原題:『Nomadland』
監督:クロエ・ジャオ
脚本:クロエ・ジャオ
撮影:ジョシュア・ジェームズ・リチャーズ
出演:フランシス・マクドーマンド/デヴィッド・ストラザーン/リンダ・メイ/シャーリーン・スワンキー
2020年/アメリカ
「現代のノマド」の心情について
2011年1月31日にネバダ州にあるUSジプサム社のエンパイアの工場の閉鎖に伴い、工場に頼っていた街そのものが無くなってしまい、主人公のファーンは故郷を失い、「ヴァンガード」と呼んでいるRV車の中で暮らしながら2012年頃にアマゾンの物流倉庫で働きながら、繁忙期以外は日雇い労働者として各地を回っている様子が描かれている。

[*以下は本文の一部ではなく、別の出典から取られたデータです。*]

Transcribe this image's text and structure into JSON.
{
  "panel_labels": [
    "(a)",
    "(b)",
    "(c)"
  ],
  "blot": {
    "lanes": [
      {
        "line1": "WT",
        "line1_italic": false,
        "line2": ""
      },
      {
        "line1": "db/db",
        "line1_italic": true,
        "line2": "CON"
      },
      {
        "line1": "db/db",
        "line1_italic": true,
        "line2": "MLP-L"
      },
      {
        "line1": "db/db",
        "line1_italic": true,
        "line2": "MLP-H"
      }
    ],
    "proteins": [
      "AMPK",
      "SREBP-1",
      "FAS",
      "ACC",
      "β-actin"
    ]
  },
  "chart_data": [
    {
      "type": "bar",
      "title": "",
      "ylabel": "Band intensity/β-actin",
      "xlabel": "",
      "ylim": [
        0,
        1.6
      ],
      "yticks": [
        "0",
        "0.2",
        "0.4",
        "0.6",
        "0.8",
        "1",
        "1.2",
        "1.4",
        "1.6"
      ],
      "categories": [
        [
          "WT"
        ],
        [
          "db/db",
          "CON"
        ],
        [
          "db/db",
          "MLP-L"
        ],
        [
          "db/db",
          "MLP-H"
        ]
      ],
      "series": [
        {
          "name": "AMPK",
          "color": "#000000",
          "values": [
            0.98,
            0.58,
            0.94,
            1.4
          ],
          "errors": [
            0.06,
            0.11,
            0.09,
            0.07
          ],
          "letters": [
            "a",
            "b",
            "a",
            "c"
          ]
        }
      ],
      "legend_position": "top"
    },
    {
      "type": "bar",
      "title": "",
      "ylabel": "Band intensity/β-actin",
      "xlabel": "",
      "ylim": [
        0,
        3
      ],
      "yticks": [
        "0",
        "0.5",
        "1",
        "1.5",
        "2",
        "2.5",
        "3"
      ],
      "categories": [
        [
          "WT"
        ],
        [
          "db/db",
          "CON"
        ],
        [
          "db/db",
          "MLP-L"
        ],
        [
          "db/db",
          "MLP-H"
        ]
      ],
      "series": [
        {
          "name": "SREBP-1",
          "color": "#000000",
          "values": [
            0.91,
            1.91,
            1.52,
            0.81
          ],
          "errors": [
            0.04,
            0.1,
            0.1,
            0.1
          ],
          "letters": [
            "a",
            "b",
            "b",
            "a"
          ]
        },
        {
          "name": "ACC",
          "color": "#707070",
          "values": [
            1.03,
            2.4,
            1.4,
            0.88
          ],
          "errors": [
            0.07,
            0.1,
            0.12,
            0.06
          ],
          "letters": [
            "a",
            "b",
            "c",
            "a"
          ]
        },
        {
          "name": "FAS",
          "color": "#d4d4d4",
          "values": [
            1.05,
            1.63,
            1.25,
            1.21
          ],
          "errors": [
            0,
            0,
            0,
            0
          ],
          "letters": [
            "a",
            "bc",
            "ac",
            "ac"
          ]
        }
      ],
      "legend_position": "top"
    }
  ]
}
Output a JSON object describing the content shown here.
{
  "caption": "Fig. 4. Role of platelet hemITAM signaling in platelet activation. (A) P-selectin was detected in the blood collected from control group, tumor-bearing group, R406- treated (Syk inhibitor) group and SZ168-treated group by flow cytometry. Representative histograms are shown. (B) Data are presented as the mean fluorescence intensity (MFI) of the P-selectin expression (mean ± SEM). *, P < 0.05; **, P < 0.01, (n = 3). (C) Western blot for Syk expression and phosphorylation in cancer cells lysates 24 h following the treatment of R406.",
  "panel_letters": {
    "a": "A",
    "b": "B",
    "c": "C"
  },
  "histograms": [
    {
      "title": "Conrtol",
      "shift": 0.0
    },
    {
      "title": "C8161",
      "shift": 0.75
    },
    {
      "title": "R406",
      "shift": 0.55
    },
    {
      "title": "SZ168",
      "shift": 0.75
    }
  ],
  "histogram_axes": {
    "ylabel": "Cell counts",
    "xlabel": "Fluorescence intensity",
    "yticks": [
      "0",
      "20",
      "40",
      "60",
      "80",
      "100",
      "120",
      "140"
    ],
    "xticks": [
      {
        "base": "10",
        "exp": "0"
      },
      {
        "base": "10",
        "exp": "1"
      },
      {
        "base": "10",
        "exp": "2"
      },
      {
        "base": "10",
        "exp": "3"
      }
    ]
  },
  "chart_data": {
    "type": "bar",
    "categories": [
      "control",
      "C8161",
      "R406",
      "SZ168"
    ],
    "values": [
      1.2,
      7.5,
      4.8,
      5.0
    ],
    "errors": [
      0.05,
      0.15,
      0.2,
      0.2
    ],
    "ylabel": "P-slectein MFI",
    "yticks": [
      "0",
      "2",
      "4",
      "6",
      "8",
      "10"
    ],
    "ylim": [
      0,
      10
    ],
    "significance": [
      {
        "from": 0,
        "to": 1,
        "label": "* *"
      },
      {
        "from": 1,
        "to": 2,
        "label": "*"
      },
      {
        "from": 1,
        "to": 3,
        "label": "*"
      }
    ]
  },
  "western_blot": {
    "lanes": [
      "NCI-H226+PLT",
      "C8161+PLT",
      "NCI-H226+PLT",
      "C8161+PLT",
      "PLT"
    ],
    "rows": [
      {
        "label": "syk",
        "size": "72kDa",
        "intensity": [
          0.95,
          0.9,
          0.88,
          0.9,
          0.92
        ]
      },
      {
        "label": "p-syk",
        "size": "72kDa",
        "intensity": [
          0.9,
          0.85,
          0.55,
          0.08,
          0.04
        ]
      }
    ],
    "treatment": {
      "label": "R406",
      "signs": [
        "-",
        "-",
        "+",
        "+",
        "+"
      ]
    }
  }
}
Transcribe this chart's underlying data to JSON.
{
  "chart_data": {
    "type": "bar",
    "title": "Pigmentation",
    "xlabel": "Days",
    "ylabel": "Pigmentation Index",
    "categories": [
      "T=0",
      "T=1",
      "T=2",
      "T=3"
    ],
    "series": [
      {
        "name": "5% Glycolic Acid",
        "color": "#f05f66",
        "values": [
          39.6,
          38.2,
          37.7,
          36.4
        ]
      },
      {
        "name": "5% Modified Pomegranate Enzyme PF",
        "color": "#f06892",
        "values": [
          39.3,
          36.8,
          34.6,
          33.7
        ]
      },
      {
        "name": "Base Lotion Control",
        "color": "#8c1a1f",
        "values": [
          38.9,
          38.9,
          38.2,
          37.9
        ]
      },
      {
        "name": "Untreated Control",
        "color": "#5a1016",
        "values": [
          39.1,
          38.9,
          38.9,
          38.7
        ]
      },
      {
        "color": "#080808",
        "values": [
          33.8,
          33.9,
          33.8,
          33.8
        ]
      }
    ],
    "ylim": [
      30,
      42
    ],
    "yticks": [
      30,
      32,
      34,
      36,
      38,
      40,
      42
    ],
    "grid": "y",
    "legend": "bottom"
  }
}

ファーンは「現代のノマド」という生き方を選んでいるということなのだが、故郷を失った時点で「ノマド」を強いられているようにしか見えないし、カリフォルニアに住んでいる姉に少なからぬお金を無心しているのだから完全に自立しているわけでもない。その上、姉や、旅先で知り合ったデヴィッドに一緒に住むことを提案されても拒絶してしまうのだから、これは人生の選択というよりも諦念にさえ見える。
本作は高評価を得ているのだが、ファーンと同じようにノマドな生活をしている人々誰もが多かれ少なかれ心を病んでいるようにしか見えず、ノマドという生き方を選んでいる本物の遊牧民族とは違うというのが偽らざる個人的な感想である。